Three Steps to Effectively Using 360 Feedback

May 5, 2017

If you are lucky enough to receive a 360-degree feedback survey to help you grow in your effectiveness within an organization, it’s vitally important that you do something with the results.

Constructive feedback from peers, direct reports, and bosses enable you to confirm and capitalize on your strengths and to neutralize your weaknesses in order to become a more effective leader. When taken seriously, this feedback can be especially instructive and help you reach your potential.

All too often, however, the data collected is read and then promptly put away in a file cabinet where it’s forgotten.
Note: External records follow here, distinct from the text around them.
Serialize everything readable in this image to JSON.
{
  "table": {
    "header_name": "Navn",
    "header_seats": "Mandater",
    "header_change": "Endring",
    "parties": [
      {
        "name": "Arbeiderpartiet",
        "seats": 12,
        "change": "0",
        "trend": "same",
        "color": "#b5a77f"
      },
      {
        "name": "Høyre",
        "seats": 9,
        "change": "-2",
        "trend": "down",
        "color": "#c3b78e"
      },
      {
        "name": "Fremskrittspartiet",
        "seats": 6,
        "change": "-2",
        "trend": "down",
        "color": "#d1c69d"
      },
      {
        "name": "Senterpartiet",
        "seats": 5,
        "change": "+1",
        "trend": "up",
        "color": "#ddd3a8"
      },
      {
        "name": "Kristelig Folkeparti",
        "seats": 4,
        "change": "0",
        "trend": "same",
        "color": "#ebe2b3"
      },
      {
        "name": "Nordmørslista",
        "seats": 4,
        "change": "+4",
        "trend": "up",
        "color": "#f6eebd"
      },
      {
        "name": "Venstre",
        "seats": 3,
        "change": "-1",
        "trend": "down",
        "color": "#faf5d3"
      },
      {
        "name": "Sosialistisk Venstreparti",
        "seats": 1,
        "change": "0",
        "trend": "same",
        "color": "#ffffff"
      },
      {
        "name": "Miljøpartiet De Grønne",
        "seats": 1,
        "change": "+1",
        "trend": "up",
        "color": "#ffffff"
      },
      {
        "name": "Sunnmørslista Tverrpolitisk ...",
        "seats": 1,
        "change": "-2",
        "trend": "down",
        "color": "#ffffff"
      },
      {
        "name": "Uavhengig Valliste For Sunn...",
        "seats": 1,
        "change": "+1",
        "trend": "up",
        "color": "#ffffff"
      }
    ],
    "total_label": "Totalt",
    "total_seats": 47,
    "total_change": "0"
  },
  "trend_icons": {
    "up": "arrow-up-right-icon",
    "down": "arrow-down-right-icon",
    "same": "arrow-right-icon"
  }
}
This contributes to what is often viewed as a waste in leadership development programs.

A 2012 Study found that American companies spend almost $14 billion annually on leadership development. Much of this is wasted because there is too much attention spent on gathering data or delivering information (e.g., classroom settings) and not nearly enough in planning and executing continuous improvement and accountability.

Critics may say 360 feedback surveys are not objective and therefore may not be reliable. While it’s true that the responses are subjective to the person doing the scoring, this doesn’t mean the results are not relevant or reliable. When 15 to 20 of your colleagues agree that you have a difficult time delegating, these subjective opinions are, in fact, a valid indicator of your workplace behavior.

The data collected can sometimes turn out to be contradictory, but this too can be instructive. If, for example, your direct reports all agree you are stellar at influencing and persuading, but your CEO says otherwise, it doesn’t mean you should discount the CEO’s perspective. It means that when presenting in front of the CEO you may not be as confident, comfortable or effective as when you’re presenting to your staff.

Ideally, all of your colleagues and direct reports would voice their perspective on your strengths and weaker areas in a direct and constructive manner. But we don’t live and work in this ideal world. The survey can often be a useful way to begin a conversation.

The information you receive in results of a 360 survey can often confirm what you already know and, more importantly, contradict or surprise what you thought you knew. This should be taken and used instructively to help you to grow. Constructive feedback is not always easy to hear and often requires a coach or manager to help you develop a plan for your learning as well as hold you accountable to it.

In my experience analyzing and delivering feedback from such surveys, most of my clients find the information accurate or at least can find a kernel of truth in the responses they receive. In this way, the individual is often able to see and accept what may have previously been a blind spot for them.

In many cases, the client seeing a behavioral attribute rated particularly low by so many colleagues can help motivate him or her to make changes. This is where the guidance of a coach or manager can be especially useful in helping to navigate a successful path to growth.

The most effective process to build on the feedback is to 1) Create goals specifically around weaker areas; 2) Develop a plan for how to accomplish such goals; 3) Have someone hold you accountable for achieving the goals.

SMART Goals

By taking the low scoring areas and building SMART (Specific, Measurable, Achievable, Realistic and Time-bound) goals around them, the individual has something to work on. Writing this down and keeping it front and center keeps it actionable.

Development Plan

Once the goals are written, the next important step is to develop a plan for how to go about achieving them. Such a plan should document the necessary resources, knowledge and skills, mindsets, settings in which to practice new behaviors, and the specific individuals you will rely on for support and review.

Accountability

Few of us are disciplined enough to achieve such behavioral goals without another person holding us accountable. This is where the person’s manager (Chairman of the board in the case of a CEO) comes in. By being completely transparent with a Development Plan, the person’s boss can then encourage, support, direct and, most importantly, hold the individual accountable for the achievement of such goals.

Like any leadership development program, a 360-feedback survey is only helpful when it is combined with follow-up action. And the best way to learn anything new is not simply by reading, but by putting into action what has been learned. This can be especially challenging with regard to behavioral skills and therefore requires the three steps highlighted above.

Know thyself by taking the 360 feedback as a measure of where you are perceived to be today. Then take the appropriate steps to move this learning into actionable steps to implement behavioral changes necessary to become a better leader.